The pope’s comments came in response to a “dubia” letter dated 10 July seeking clarification on doctrinal questions written by five retired cardinals: US Cardinal Raymond L. Burke (Pictured), German Cardinal Walter Brandmüller, Mexican Cardinal Juan Sandoval Íñiguez, Guinean Cardinal Robert Sarah and Chinese Cardinal Joseph Zen. Photo: CNS photo/Paul Haring
The pope’s comments came in response to a “dubia” letter dated 10 July seeking clarification on doctrinal questions written by five retired cardinals: US Cardinal Raymond L. Burke (Pictured), German Cardinal Walter Brandmüller, Mexican Cardinal Juan Sandoval Íñiguez, Guinean Cardinal Robert Sarah and Chinese Cardinal Joseph Zen. Photo: CNS photo/Paul Haring

“Nobody can publicly contradict” the church’s current rules prohibiting women’s ordination, the pope wrote, “however it can be a subject of study, as is the case with the validity of ordinations in the Anglican Communion.”

The letter asked if synodality could form part of the church’s governing structures as an exercise of the church’s supreme authority, to which Pope Francis replied that synodality “as a style and energy, is an essential dimension in the life of the church.”

Besides, he told the cardinals, “with these very questions you manifest your need to participate, to freely express your opinion and to collaborate, thus calling for a form of synodality in the exercise of my ministry.”

The Vatican also released responses to 10 further questions submitted by Czech Cardinal Dominik Duka in relation to the Holy Father’s 2016 Apostolic Exhortation, Amoris Laetitia, and the question of “the administration of the Eucharist to divorced couples living in a new union.”

The Czech cardinal’s own “dubia” letter was submitted on 13 July, on behalf of the Czech Bishop’s Conference, while the response issued on 25 September was signed by both the Holy Father andCardinal Fernández.

Regarding admittance to the Eucharist for divorced and remarried Catholics, Cardinal Fernández wrote that priests should provide pastoral accompaniment but “it is each person, individually, who is called to put himself before God and expose his conscience to him, with both its possibilities and its limits.”

“This conscience, accompanied by a priest and enlightened by the guidelines of the Church, is called to be formed to evaluate and give a sufficient judgment to discern the possibility of accessing the sacraments.”

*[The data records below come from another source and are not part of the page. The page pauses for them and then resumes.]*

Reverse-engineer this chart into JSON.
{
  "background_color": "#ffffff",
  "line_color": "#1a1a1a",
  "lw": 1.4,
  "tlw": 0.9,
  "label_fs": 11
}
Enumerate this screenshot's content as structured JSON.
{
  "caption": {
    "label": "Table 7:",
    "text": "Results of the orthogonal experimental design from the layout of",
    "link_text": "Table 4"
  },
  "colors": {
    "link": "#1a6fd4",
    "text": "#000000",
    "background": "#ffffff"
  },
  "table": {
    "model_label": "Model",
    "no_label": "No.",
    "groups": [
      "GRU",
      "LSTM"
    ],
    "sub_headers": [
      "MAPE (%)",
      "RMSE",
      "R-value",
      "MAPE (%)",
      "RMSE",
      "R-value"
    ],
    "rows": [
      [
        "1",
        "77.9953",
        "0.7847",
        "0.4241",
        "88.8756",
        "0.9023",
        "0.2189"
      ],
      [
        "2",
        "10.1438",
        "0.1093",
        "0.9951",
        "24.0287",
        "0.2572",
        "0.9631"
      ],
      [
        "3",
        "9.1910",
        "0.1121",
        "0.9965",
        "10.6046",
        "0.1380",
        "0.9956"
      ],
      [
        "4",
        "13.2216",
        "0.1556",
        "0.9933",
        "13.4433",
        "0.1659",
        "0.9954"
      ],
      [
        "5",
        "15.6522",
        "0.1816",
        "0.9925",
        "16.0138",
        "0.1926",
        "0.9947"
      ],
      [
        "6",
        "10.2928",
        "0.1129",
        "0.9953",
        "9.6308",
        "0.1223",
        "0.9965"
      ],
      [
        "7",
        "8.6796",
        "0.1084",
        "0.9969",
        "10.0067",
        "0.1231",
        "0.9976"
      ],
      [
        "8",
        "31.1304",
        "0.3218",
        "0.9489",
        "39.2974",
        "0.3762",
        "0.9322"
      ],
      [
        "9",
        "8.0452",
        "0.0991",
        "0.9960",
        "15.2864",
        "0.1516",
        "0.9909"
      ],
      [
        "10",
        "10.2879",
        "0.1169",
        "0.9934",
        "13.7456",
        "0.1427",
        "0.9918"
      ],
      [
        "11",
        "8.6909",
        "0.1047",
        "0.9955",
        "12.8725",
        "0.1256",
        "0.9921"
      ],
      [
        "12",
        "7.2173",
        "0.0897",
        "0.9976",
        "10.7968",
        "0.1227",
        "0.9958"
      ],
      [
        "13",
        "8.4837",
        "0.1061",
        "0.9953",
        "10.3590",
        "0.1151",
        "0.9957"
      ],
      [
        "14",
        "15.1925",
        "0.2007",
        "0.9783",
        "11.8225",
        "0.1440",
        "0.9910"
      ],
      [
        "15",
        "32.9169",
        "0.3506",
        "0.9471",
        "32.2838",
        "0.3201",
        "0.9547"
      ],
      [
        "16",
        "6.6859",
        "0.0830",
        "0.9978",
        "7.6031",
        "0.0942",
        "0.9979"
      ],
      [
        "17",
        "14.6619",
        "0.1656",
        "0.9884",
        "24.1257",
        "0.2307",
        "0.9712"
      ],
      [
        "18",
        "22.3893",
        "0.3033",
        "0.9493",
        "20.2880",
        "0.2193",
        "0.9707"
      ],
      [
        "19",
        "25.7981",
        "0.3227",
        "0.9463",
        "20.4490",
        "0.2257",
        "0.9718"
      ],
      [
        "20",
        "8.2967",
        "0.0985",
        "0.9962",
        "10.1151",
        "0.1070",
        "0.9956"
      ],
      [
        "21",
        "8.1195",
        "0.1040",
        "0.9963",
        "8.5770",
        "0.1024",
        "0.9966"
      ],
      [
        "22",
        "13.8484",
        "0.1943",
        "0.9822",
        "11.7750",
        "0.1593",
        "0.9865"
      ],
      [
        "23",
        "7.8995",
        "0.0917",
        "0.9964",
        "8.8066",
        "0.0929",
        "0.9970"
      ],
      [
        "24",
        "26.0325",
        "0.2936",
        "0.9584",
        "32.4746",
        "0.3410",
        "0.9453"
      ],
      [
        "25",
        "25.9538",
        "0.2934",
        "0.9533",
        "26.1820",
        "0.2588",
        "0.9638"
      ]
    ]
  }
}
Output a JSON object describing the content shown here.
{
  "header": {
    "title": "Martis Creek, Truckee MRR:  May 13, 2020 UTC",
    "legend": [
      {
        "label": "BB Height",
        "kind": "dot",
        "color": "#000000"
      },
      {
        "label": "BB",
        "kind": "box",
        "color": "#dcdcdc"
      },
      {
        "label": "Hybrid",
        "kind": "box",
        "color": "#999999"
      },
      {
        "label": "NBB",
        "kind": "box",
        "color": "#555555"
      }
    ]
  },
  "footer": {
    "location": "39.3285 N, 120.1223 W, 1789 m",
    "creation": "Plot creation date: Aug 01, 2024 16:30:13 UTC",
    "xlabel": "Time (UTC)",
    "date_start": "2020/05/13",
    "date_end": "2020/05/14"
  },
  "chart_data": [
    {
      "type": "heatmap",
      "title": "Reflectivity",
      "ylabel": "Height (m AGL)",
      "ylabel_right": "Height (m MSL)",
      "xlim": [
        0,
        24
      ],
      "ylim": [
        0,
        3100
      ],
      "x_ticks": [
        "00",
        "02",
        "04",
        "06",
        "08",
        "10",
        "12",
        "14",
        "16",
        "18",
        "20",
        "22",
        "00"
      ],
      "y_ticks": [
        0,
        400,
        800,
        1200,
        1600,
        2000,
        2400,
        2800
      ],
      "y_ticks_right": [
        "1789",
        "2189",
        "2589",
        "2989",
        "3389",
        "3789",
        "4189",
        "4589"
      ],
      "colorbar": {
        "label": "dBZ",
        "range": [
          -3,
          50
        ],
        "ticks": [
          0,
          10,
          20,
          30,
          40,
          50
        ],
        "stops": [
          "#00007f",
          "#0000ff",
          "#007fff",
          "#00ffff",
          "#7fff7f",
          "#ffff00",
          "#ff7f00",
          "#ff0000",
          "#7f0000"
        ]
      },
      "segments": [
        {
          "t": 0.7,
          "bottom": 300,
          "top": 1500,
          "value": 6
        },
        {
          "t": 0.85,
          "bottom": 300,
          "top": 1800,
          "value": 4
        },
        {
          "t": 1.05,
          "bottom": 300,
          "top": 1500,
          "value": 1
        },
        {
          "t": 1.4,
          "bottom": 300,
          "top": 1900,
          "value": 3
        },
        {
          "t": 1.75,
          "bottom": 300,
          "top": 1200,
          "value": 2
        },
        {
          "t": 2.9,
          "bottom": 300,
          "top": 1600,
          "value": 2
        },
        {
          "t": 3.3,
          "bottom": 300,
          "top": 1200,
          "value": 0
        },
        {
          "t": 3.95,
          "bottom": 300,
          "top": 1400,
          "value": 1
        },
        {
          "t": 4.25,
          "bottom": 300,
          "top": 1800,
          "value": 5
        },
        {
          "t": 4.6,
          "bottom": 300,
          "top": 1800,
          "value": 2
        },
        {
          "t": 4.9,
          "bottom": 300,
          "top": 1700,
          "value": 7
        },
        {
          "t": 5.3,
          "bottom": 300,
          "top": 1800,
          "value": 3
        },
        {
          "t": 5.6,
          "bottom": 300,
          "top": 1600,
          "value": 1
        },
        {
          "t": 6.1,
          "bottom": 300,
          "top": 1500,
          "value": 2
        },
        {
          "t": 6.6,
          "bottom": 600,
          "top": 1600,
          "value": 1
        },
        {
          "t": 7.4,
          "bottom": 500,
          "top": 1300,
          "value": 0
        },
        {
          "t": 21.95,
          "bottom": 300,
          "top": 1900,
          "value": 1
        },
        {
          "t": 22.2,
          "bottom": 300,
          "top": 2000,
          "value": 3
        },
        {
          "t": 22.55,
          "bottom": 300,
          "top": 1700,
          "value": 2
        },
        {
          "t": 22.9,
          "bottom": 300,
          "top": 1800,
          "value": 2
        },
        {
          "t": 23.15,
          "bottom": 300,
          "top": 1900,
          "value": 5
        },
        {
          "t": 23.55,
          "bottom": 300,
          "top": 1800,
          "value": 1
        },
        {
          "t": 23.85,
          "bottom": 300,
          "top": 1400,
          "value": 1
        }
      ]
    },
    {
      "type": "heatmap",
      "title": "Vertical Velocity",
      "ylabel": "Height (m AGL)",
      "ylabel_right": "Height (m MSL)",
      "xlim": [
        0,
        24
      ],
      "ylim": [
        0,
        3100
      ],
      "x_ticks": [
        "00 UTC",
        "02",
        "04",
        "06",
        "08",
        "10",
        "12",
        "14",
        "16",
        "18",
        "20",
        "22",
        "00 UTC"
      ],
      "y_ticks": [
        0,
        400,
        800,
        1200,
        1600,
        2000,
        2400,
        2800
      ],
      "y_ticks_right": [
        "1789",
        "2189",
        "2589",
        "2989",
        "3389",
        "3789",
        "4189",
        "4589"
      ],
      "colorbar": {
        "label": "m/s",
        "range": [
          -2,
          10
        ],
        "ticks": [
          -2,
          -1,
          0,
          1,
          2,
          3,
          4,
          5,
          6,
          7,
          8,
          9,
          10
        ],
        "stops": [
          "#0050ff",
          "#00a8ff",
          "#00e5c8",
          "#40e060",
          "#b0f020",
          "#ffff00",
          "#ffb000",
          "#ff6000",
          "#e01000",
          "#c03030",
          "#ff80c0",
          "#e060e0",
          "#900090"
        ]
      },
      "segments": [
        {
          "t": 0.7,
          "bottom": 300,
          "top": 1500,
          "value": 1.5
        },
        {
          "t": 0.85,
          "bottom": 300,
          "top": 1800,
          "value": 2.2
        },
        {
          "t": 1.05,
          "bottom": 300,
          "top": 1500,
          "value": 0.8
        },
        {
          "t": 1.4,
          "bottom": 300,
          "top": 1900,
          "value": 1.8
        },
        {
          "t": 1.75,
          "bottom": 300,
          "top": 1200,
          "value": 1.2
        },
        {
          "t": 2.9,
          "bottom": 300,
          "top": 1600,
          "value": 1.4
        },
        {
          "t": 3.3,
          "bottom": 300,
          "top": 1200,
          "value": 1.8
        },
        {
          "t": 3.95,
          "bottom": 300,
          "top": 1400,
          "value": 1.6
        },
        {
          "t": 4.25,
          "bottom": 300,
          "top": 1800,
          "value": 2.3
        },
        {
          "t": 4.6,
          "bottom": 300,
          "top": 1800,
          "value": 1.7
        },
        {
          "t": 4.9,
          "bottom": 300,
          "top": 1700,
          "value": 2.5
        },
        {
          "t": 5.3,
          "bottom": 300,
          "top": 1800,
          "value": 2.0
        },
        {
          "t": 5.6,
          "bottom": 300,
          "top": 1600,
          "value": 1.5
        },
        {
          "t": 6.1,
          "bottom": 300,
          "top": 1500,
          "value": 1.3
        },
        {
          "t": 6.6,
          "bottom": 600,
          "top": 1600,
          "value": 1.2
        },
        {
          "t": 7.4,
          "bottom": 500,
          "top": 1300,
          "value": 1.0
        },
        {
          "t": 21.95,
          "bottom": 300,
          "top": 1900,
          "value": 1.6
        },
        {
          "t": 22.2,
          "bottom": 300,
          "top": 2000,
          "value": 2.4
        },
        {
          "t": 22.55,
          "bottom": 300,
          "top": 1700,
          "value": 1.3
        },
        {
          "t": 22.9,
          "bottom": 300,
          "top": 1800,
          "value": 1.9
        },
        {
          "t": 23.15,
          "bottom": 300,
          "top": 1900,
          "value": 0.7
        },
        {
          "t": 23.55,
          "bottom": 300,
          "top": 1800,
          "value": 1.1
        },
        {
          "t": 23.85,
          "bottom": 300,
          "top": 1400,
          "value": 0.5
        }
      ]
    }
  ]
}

The National Catholic Register reported that the response from the Dicastery for the Doctrine of the Faith states that, “remarried divorcees should ask themselves how they behaved towards their children when the marital union entered into crisis; whether there have been attempts at reconciliation; how the partner’s situation is abandoned; what consequences the new relationship has on the rest of the family and the community of the faithful; what example it offers to young people who must prepare for marriage.”

The response from the Vatican also said bishops should develop criteria based on Amoris Laetitia for their dioceses, asking for bishops conferences to agree on “minimum criteria.”